Another strange chapter unfolded when the little brewery flew in writer Hunter S. Thompson for a promotional event, and he absconded with their sales rep when she went to the airport to pick him up.
"They never got out of the airport. Then we get this phone call saying they're both in New Orleans, " he said.
He was there, too, when Upper Canada operated out of a rundown industrial park, surrounded by homeless people, using second-hand brewing equipment and machinery designed for the pop industry. In those days, it was normal for Kris Kristofferson and crew to drop by after shooting a movie at the warehouse next door.
"It was wild times, " he said. "I could tell you some stories."
Brewing is still a small fraternity in North America. Over the years, Creighton's job has taken him into breweries big and small across the continent, working as consultant, equipment salesperson, packaging expert and brewer.
Seven years ago, Creighton was working as a consultant to a brewery in Guelph when Grand River owner Bob Hanenberg approached him about an idea for a new brewery.
They created their brew house in an old knife factory on Ainslie Street, and Creighton never left.
Most of Creighton's job doesn't actually involve holding up a glass of beer to the light and admiring its colour.

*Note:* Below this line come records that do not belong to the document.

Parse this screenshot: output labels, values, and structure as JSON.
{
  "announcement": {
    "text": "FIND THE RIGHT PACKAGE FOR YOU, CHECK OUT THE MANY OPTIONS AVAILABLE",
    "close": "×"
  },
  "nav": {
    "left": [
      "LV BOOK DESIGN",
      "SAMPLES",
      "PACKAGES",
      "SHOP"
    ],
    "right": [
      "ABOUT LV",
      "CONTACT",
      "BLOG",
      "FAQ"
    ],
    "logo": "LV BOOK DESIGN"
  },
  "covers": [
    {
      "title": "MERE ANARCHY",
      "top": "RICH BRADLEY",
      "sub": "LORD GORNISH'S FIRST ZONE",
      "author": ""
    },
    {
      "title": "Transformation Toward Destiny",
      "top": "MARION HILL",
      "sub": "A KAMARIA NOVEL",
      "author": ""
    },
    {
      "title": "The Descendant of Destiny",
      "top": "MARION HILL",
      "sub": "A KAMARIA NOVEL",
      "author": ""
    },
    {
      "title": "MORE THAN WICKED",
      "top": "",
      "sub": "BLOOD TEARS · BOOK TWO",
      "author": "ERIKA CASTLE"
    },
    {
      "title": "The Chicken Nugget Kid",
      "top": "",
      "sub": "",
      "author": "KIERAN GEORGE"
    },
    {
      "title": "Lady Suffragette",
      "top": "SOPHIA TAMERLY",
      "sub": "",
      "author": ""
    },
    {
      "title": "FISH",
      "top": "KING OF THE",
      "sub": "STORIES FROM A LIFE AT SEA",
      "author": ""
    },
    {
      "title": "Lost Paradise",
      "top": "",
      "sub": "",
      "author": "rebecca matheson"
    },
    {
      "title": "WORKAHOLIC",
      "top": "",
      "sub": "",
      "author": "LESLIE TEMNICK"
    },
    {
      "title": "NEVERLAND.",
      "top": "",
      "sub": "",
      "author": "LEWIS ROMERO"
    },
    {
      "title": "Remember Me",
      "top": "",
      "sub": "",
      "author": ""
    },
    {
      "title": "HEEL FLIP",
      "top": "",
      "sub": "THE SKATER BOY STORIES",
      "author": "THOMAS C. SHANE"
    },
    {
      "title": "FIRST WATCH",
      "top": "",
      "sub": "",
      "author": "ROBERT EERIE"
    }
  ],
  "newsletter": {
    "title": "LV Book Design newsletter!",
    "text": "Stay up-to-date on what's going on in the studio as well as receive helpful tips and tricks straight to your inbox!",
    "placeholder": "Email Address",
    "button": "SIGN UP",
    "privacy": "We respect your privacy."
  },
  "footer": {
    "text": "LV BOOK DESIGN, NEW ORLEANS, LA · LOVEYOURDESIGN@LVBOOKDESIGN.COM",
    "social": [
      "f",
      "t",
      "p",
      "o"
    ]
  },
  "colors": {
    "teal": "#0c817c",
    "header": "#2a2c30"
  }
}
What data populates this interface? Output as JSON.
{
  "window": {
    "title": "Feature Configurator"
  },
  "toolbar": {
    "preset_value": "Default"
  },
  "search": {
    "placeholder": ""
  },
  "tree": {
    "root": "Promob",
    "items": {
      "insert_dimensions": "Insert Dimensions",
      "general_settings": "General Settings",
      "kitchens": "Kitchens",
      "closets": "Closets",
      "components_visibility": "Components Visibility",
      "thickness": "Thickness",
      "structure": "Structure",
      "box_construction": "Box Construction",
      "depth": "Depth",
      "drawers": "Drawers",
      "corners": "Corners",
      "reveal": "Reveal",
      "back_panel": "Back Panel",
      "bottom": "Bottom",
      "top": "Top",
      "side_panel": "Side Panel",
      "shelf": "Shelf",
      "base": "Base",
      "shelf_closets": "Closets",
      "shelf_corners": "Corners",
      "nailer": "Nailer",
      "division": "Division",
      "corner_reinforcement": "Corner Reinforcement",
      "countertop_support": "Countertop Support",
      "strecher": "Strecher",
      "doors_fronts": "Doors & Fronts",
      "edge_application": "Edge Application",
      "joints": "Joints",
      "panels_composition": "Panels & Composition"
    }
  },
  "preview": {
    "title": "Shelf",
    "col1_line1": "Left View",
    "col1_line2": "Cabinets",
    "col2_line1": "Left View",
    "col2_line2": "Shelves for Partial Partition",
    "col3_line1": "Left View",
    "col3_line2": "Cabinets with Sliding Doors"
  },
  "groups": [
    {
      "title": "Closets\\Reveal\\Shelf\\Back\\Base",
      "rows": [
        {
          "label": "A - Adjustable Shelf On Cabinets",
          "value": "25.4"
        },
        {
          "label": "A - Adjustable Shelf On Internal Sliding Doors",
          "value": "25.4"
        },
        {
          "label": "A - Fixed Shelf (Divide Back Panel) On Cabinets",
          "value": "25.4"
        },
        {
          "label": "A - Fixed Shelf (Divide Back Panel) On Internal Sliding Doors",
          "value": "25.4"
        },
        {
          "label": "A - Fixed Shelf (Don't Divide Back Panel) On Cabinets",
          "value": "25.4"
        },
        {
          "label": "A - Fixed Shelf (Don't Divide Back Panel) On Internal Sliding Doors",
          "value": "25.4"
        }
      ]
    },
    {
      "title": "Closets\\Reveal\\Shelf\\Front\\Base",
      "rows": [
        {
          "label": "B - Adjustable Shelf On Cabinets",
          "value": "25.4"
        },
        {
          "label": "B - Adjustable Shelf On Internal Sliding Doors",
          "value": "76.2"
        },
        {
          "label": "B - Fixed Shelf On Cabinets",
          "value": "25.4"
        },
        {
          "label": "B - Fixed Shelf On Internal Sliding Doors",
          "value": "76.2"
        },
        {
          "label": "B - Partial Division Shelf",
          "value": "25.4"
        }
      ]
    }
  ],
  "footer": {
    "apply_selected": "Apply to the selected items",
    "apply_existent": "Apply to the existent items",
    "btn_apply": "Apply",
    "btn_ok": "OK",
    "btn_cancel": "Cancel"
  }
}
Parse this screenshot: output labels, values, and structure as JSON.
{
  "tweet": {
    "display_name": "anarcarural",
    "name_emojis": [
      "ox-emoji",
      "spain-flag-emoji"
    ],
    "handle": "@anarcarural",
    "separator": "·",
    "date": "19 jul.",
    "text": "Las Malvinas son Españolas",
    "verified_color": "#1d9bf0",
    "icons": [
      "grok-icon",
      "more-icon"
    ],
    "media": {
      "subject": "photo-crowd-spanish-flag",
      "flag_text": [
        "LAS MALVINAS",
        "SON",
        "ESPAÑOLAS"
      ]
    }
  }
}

As the small brewery's head brewer, he's also the general manager and in charge of packaging, human resources, distribution, marketing and purchasing the commodities they need to make their beer.
Of course, he does get to make beer, too. Like all brewers, he relies on the same four basic ingredients, albeit with great variations - water, hops, yeast and malt - to concoct dozens of different brews.
He reads translated German beer recipe books and scours the industry for the next great idea. Pumpkins, baked apples, whisky barrels and raspberries are all considered fair game.
Those new test runs are brewed in small pilot batches and called one-offs, typically sold to local pubs. Grand River also brews five year-round beers, and supplements those with limited-time, seasonal varieties.
"You're the alchemist and then some. You get to play, " he said. "You're constantly coming up with something new."
Creighton has to keep coming up with new beers because today's beer drinker is a fickle fellow. Gone are the days when consumers would pick their brand and stick with it through their entire life.
Being a brewer is a subjective profession, too, and Creighton relies on his own tastebuds when deciding which new beers get released and which get tossed.
"The most sophisticated tasting device that exists on earth is between your teeth, " he said. "My job is to make good-tasting versions of whatever is out there."
Today, drinkers want variety, which means it's a busy time at Grand River Brewing. They're expanding their brewing and storage capacity, building external grain and fermentation towers, and considering adding a canning line, too.
"The growth in the industry is expansive. It's just insane, " he said. "But for me, it's fabulous. It's been a long haul to get here."
It's busy, sure, hectic even. But there are moments, Creighton admits, when he pours himself a cold one at work and thinks he's still an awfully lucky man.
"I enjoy what I do. Can everyone say that?"